Il fu Mattia Pascal, alla base dell’aggettivo pirandelliano in vita e letteratura

da ArtSpecialDay

Pirandelliano è uno dei due aggettivi che, mutuati dalla letteratura nel linguaggio comune, sono certamente i più abusati – il secondo è kafkiano, senza dubbio – usati a sproposito per abbellire una frase senza comprenderne la reale portata e significato: magari perfino senza aver letto Il Fu Mattia Pascal, che fu il primo grande successo di Luigi Pirandello e che costituisce la chiave di volta della sua poetica e tematica, e quindi di tutte le cose pirandelliane. Parafrasando un po’ a braccio Italo Calvino, un classico è un libro che non ha mai finito di dire quello che ha da dire: la definizione calza quanto mai a pennello per Il Fu Mattia Pascal, che ad ogni rilettura si offre ad una nuova scoperta: ad esempio il lungo monologo (solo in apparenza in forma dialogica) del Capitolo X, Acquasantiera e portacenere, dove Pirandello mette in scena, è il caso di dirlo, una vera e propria piéce teatrale, e si erge ad una sorprendente modernità evocando i monologhi più intensi della storia del cinema, come quello di Al Pacino in Americani. Insomma, un vero e proprio nucleo tematico incastonato nella narrazione con tempi recitativi, che dà a posteriori al romanzo una veste quasi filmica.

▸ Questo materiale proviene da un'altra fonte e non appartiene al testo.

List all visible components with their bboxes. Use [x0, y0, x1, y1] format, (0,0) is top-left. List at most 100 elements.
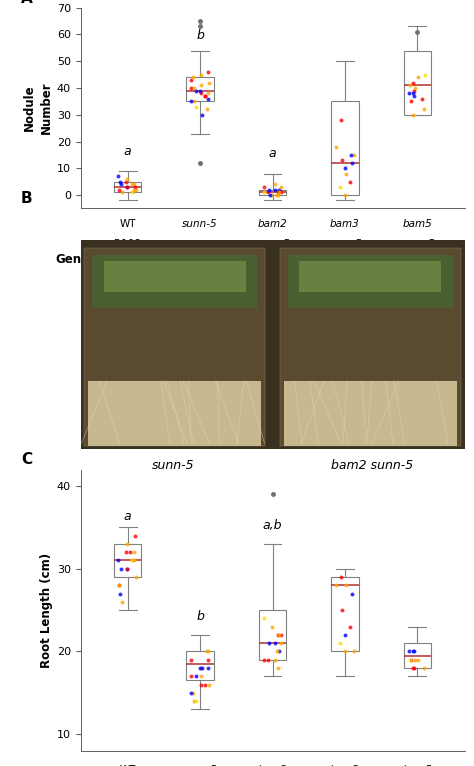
Point — [132, 571, 140, 583]
Point — [118, 596, 126, 608]
Point — [272, 653, 279, 666]
Point — [196, 662, 204, 674]
Point — [260, 612, 268, 624]
Point — [260, 653, 268, 666]
Point — [198, 662, 206, 674]
Point — [421, 68, 429, 80]
Point — [405, 87, 413, 100]
Point — [188, 670, 195, 683]
Point — [192, 100, 200, 113]
Point — [128, 186, 136, 198]
Bar — [404, 643, 431, 668]
Point — [405, 645, 413, 657]
Point — [341, 645, 349, 657]
Point — [337, 114, 345, 126]
Point — [273, 189, 281, 201]
Point — [414, 71, 422, 83]
Point — [348, 157, 356, 169]
Point — [131, 555, 138, 567]
Point — [418, 93, 425, 105]
Point — [342, 579, 349, 591]
Point — [274, 186, 282, 198]
Point — [406, 79, 414, 91]
Point — [192, 670, 200, 683]
Point — [205, 77, 212, 89]
Bar — [331, 577, 359, 651]
Point — [190, 695, 197, 707]
Point — [115, 579, 122, 591]
Text: A: A — [21, 0, 33, 5]
Point — [336, 637, 344, 650]
Point — [131, 181, 139, 193]
Point — [115, 184, 122, 196]
Point — [128, 555, 136, 567]
Point — [115, 555, 122, 567]
Point — [204, 93, 211, 105]
Point — [123, 181, 131, 193]
Point — [275, 645, 283, 657]
Point — [122, 175, 130, 188]
Point — [131, 184, 138, 196]
Bar — [259, 190, 286, 195]
Point — [274, 629, 282, 641]
Point — [204, 87, 212, 100]
Point — [410, 77, 417, 89]
Point — [266, 189, 274, 201]
Text: Genotype: Genotype — [55, 253, 119, 266]
Point — [205, 679, 212, 691]
Point — [410, 90, 418, 102]
Bar — [186, 77, 214, 101]
Point — [273, 645, 281, 657]
Point — [190, 82, 198, 94]
Point — [341, 189, 349, 201]
Point — [411, 82, 419, 94]
Point — [275, 184, 283, 196]
Point — [115, 170, 122, 182]
Text: bam2: bam2 — [258, 218, 287, 228]
Text: bam2 sunn-5: bam2 sunn-5 — [331, 459, 413, 472]
Point — [130, 178, 138, 191]
Point — [420, 662, 428, 674]
Point — [347, 149, 355, 161]
Point — [128, 178, 136, 191]
Point — [410, 662, 418, 674]
Text: C: C — [21, 452, 32, 466]
Text: a: a — [124, 510, 131, 523]
Point — [268, 189, 275, 201]
Point — [128, 555, 136, 567]
Text: a: a — [269, 147, 276, 160]
Point — [132, 184, 140, 196]
Point — [409, 645, 417, 657]
Point — [124, 181, 131, 193]
Bar — [114, 182, 141, 192]
Text: sunn-5: sunn-5 — [255, 238, 291, 249]
Point — [197, 87, 204, 100]
Point — [198, 109, 206, 121]
Point — [350, 645, 357, 657]
Text: sunn-5: sunn-5 — [151, 459, 194, 472]
Point — [274, 189, 282, 201]
Point — [117, 175, 124, 188]
Text: R108: R108 — [114, 238, 141, 249]
Point — [406, 653, 414, 666]
Point — [205, 653, 212, 666]
Point — [187, 653, 195, 666]
Point — [203, 103, 210, 116]
Point — [272, 178, 279, 191]
Point — [190, 95, 197, 107]
Point — [271, 184, 278, 196]
Point — [336, 181, 344, 193]
Point — [338, 154, 346, 166]
Text: a,b: a,b — [263, 519, 283, 532]
Point — [192, 84, 200, 97]
Text: bam5: bam5 — [402, 764, 432, 766]
Point — [205, 66, 212, 78]
Point — [117, 588, 124, 600]
Point — [192, 695, 200, 707]
Point — [260, 181, 268, 193]
Text: b: b — [196, 29, 204, 42]
Bar — [186, 651, 214, 680]
Point — [278, 186, 285, 198]
Point — [275, 629, 283, 641]
Point — [346, 175, 354, 188]
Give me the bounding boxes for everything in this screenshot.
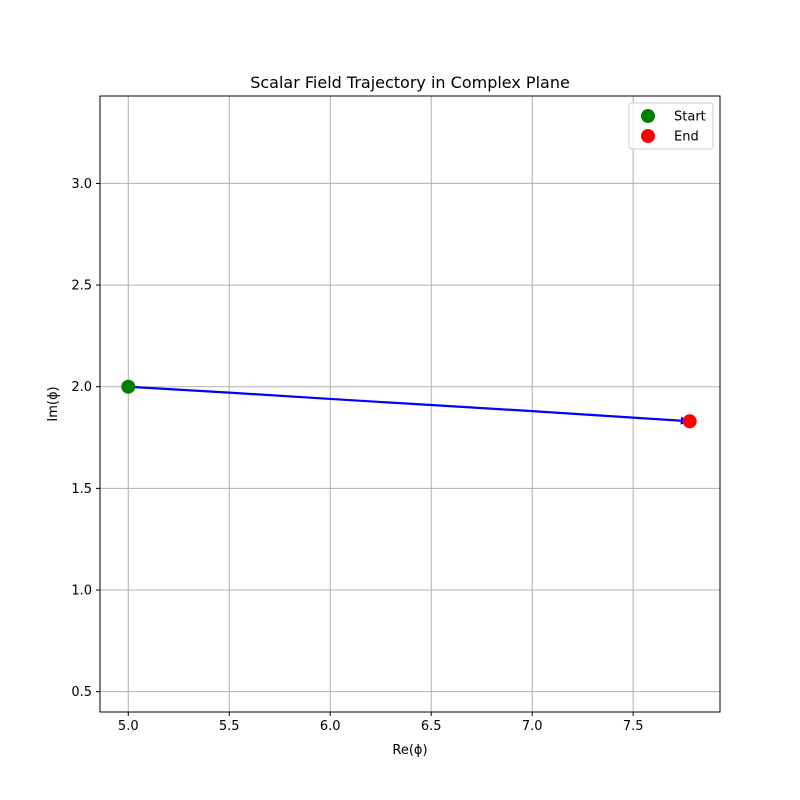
y-tick-label: 1.5 xyxy=(71,482,92,497)
marker-layer xyxy=(121,379,697,429)
x-tick-label: 7.5 xyxy=(623,719,644,734)
trajectory-layer xyxy=(128,385,691,425)
x-tick-label: 5.0 xyxy=(118,719,139,734)
grid xyxy=(100,96,720,712)
y-tick-label: 2.0 xyxy=(71,380,92,395)
x-tick-label: 5.5 xyxy=(219,719,240,734)
x-axis-label: Re(ϕ) xyxy=(392,743,427,758)
y-tick-label: 1.0 xyxy=(71,584,92,599)
x-tick-label: 7.0 xyxy=(522,719,543,734)
legend: Start End xyxy=(628,102,714,150)
legend-marker-start xyxy=(641,109,655,123)
plot-area-frame xyxy=(99,95,721,713)
end-point xyxy=(682,414,697,429)
x-tick-label: 6.5 xyxy=(421,719,442,734)
axis-ticks: 5.0 5.5 6.0 6.5 7.0 7.5 0.5 1.0 1.5 2.0 2.5 3.0 xyxy=(71,177,643,734)
y-axis-label: Im(ϕ) xyxy=(46,386,61,421)
y-tick-label: 0.5 xyxy=(71,685,92,700)
start-point xyxy=(121,379,136,394)
chart-title: Scalar Field Trajectory in Complex Plane xyxy=(250,73,570,92)
trajectory-arrow xyxy=(128,385,691,425)
legend-label-start: Start xyxy=(674,110,706,125)
y-tick-label: 3.0 xyxy=(71,177,92,192)
y-tick-label: 2.5 xyxy=(71,279,92,294)
legend-label-end: End xyxy=(674,130,699,145)
x-tick-label: 6.0 xyxy=(320,719,341,734)
legend-marker-end xyxy=(641,129,655,143)
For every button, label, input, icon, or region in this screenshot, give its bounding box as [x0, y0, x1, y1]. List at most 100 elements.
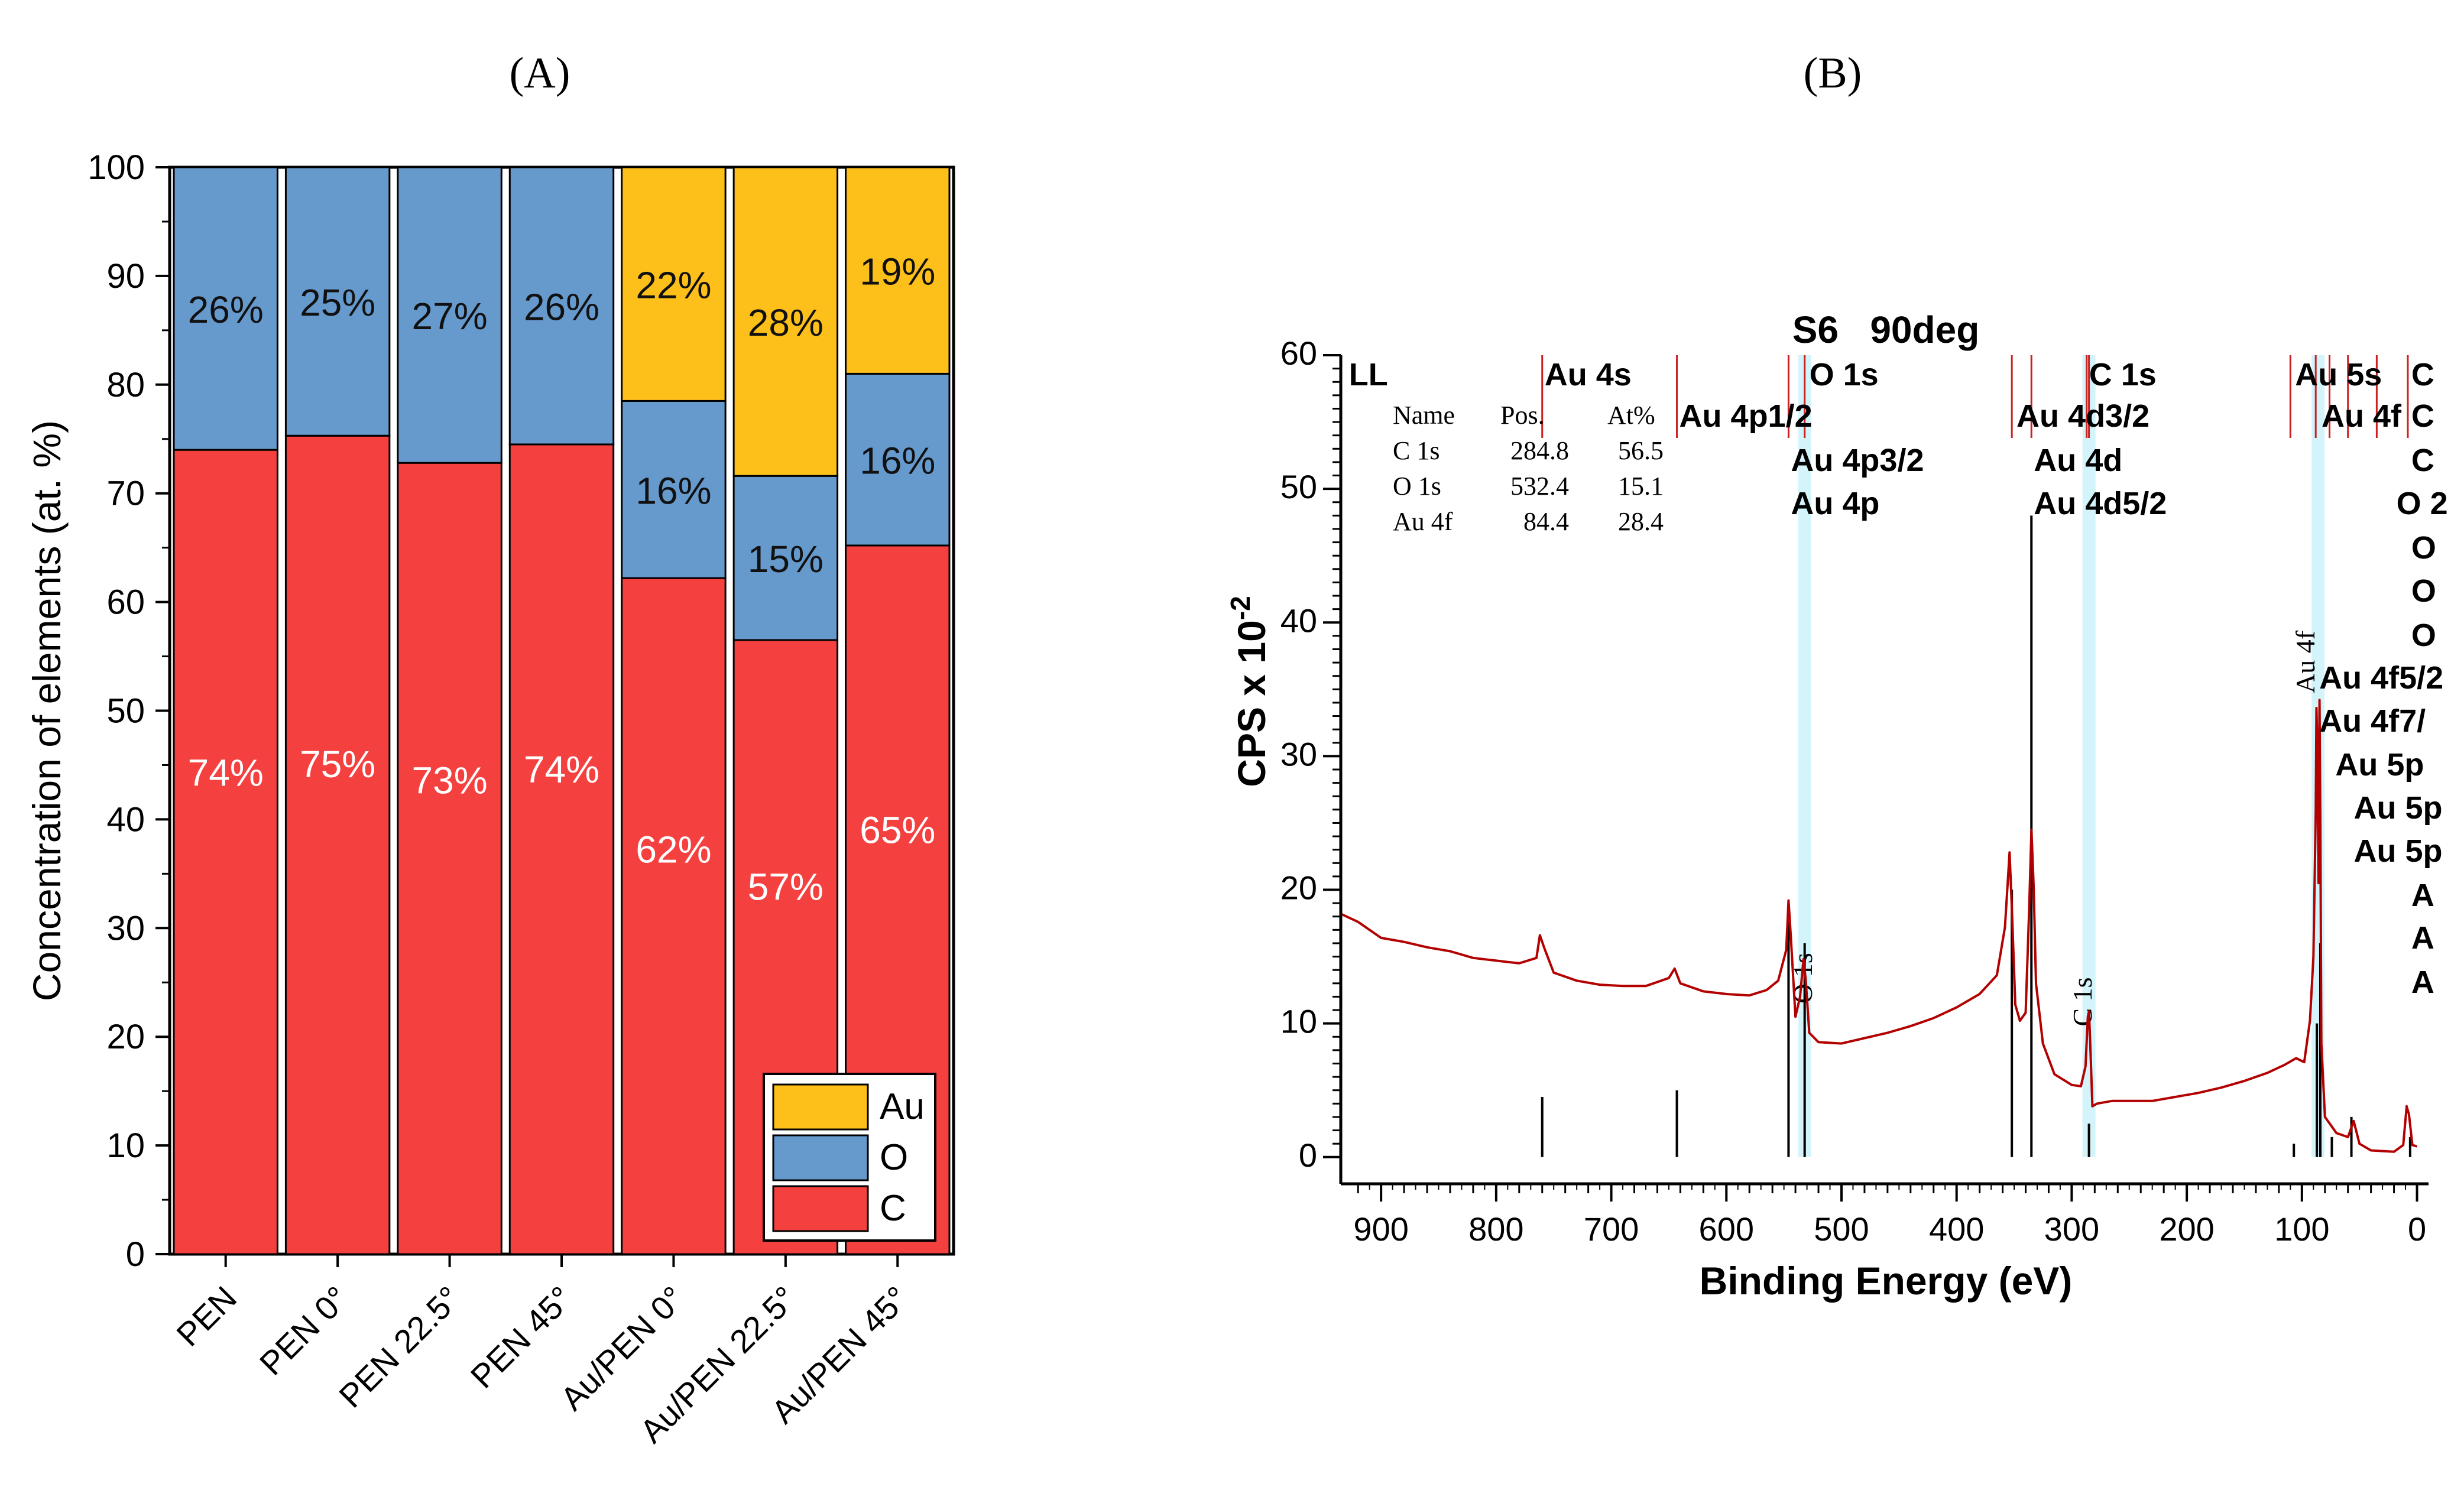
peak-table-cell: C 1s — [1393, 436, 1440, 465]
legend-swatch-au — [772, 1083, 869, 1131]
xps-spectrum-chart: O 1s C 1s Au 4f S6 90deg 0 10 20 30 40 50 60 900 800… — [1225, 309, 2448, 1303]
x-tick-label: 700 — [1584, 1210, 1639, 1248]
bar-data-label: 16% — [636, 469, 711, 512]
region-band — [2082, 355, 2096, 1157]
peak-label: Au 4s — [1545, 357, 1632, 392]
bar-data-label: 75% — [300, 743, 375, 785]
x-tick-label: 500 — [1814, 1210, 1869, 1248]
y-tick-label: 30 — [1280, 735, 1317, 772]
bar-data-label: 25% — [300, 281, 375, 324]
peak-label: Au 4f5/2 — [2319, 660, 2443, 696]
bar-data-label: 57% — [748, 866, 824, 908]
bar-data-label: 26% — [188, 288, 264, 331]
x-axis-label: Binding Energy (eV) — [1700, 1259, 2073, 1303]
bar-segment-o — [397, 166, 502, 464]
bar-segment-c — [621, 577, 727, 1255]
y-axis-label: CPS x 10-2 — [1225, 596, 1273, 787]
y-tick-label: 50 — [106, 692, 145, 730]
bar-data-label: 15% — [748, 538, 824, 580]
peak-table: Name Pos. At% C 1s 284.8 56.5 O 1s 532.4 15.1 Au … — [1393, 401, 1664, 536]
peak-label: O 1s — [1810, 357, 1879, 392]
legend-label: O — [880, 1137, 908, 1178]
peak-label: Au 5p — [2354, 790, 2443, 826]
peak-label: O — [2411, 618, 2436, 653]
bar-data-label: 22% — [636, 264, 711, 307]
y-tick-label: 100 — [87, 148, 145, 187]
peak-label: Au 4p1/2 — [1680, 398, 1813, 434]
y-tick-label: 70 — [106, 475, 145, 513]
peak-table-header: At% — [1607, 401, 1655, 430]
legend: Au OC — [763, 1073, 936, 1242]
y-tick-label: 10 — [1280, 1003, 1317, 1040]
bar-data-label: 16% — [860, 440, 935, 482]
x-tick-label: 600 — [1699, 1210, 1754, 1248]
bar-data-label: 74% — [188, 751, 264, 794]
bar-segment-o — [173, 166, 278, 451]
bar-data-label: 26% — [524, 285, 599, 328]
peak-label: Au 4f7/ — [2319, 703, 2426, 739]
x-tick-label: 100 — [2274, 1210, 2329, 1248]
y-tick-label: 20 — [106, 1018, 145, 1056]
y-tick-label: 50 — [1280, 468, 1317, 505]
panel-label-a: (A) — [510, 49, 570, 98]
y-tick-label: 30 — [106, 909, 145, 947]
peak-label: C — [2411, 357, 2434, 392]
bar-data-label: 27% — [412, 295, 488, 337]
x-tick-label: 800 — [1468, 1210, 1523, 1248]
peak-label: Au 4d3/2 — [2016, 398, 2149, 434]
y-tick-label: 40 — [1280, 602, 1317, 639]
peak-label: O — [2411, 530, 2436, 566]
stacked-bar-chart: 0 10 20 30 40 50 60 70 80 90 100 Concentration of e… — [25, 148, 955, 1450]
y-axis-label-exponent: -2 — [1225, 596, 1256, 620]
peak-label: Au 4f — [2322, 398, 2402, 434]
bar-segment-au — [845, 166, 951, 375]
peak-table-cell: 15.1 — [1618, 472, 1664, 501]
legend-swatch-c — [772, 1185, 869, 1232]
peak-label: Au 4p — [1791, 486, 1879, 521]
y-tick-label: 0 — [126, 1235, 145, 1274]
bar-segment-c — [173, 449, 278, 1255]
peak-label: O — [2411, 573, 2436, 609]
peak-label: Au 4d — [2034, 443, 2122, 478]
y-tick-label: 90 — [106, 257, 145, 296]
peak-label: A — [2411, 920, 2434, 956]
x-tick-label: 400 — [1929, 1210, 1984, 1248]
y-axis-label: Concentration of elements (at. %) — [25, 420, 69, 1001]
peak-label: O 2 — [2397, 486, 2448, 521]
region-label: C 1s — [2067, 977, 2097, 1026]
peak-table-cell: 84.4 — [1523, 507, 1569, 536]
region-label: Au 4f — [2290, 630, 2320, 693]
y-axis-label-text: CPS x 10 — [1230, 620, 1273, 787]
peak-label: Au 5p — [2335, 747, 2424, 783]
legend-label: Au — [880, 1086, 925, 1127]
x-tick-label: 200 — [2159, 1210, 2214, 1248]
peak-table-header: Name — [1393, 401, 1455, 430]
legend-swatch-o — [772, 1134, 869, 1181]
peak-label: C — [2411, 398, 2434, 434]
legend-label: C — [880, 1188, 906, 1229]
y-tick-label: 40 — [106, 800, 145, 839]
y-tick-label: 60 — [1280, 335, 1317, 372]
spectrum-series-line — [1340, 699, 2418, 1153]
bar-data-label: 65% — [860, 809, 935, 852]
peak-label: C — [2411, 443, 2434, 478]
peak-table-cell: O 1s — [1393, 472, 1441, 501]
chart-title: S6 90deg — [1792, 309, 1980, 351]
y-tick-label: 60 — [106, 583, 145, 622]
y-tick-label: 0 — [1299, 1137, 1317, 1174]
bar-segment-o — [508, 166, 615, 446]
bar-segment-au — [621, 166, 727, 402]
bar-segment-c — [284, 434, 391, 1255]
bar-data-label: 19% — [860, 251, 935, 293]
region-band — [1798, 355, 1811, 1157]
bar-data-label: 28% — [748, 301, 824, 344]
panel-label-b: (B) — [1804, 49, 1862, 98]
peak-label: Au 5p — [2354, 833, 2443, 869]
bar-segment-au — [732, 166, 839, 477]
peak-label: LL — [1349, 357, 1388, 392]
peak-label: Au 5s — [2295, 357, 2382, 392]
peak-table-header: Pos. — [1500, 401, 1545, 430]
peak-table-cell: Au 4f — [1393, 507, 1453, 536]
peak-table-cell: 284.8 — [1510, 436, 1569, 465]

Del resto, la narrazione di Pirandello è fortemente visiva, e la storia si presta alle immagini: infatti Il Fu Mattia Pascal, dopo la prima pubblicazione a puntate nel 1940, ha avuto tre riduzioni per il grande schermo (1926, 1937 e l’ultima, del  1985, con un’accoppiata Monicelli – Mastroianni, dal titolo Le due vite di Mattia Pascal) ed è stato portato anche sul palcoscenico: non è difficile da rappresentare, in fondo, la storia di questo Mattia Pascal che “muore tre volte”, ma la questo è rappresentarla bene, come pure la domanda fondamentale è: è mai vissuto veramente, Mattia Pascal? Deprivata degli orpelli descrittivi, la storia di Mattia Pascal, figlio di famiglia abbiente e caduta in disgrazia, che per una serie di vicissitudini si trova imprigionato in un matrimonio infelice e un lavoro inutile, è quella di un’occasione: quella di realizzare un desiderio che sfiora la mente di quasi tutti, senza che quasi nessuno abbia il coraggio di realizzarlo, ossia sparire, far perdere le proprie tracce e ricominciare da zero, come una persona del tutto nuova. allontanatosi da casa per alcuni giorni senza dar conto di sé, Pascal si trova dapprima in possesso di un’inaspettata piccola fortuna vinta al gioco, e successivamente dato per morto suicida a causa del ritrovamento di un cadavere scambiato per lui. Sparire così diventa facile: ma senza denaro a sufficienza per vivere senza problemi pratici, e senza un’identità reale che gli consenta di agire nel mondo, la seconda vita di Mattia Pascal come Adriano Meis non è agevole né attraente come sarebbe potuta sembrare.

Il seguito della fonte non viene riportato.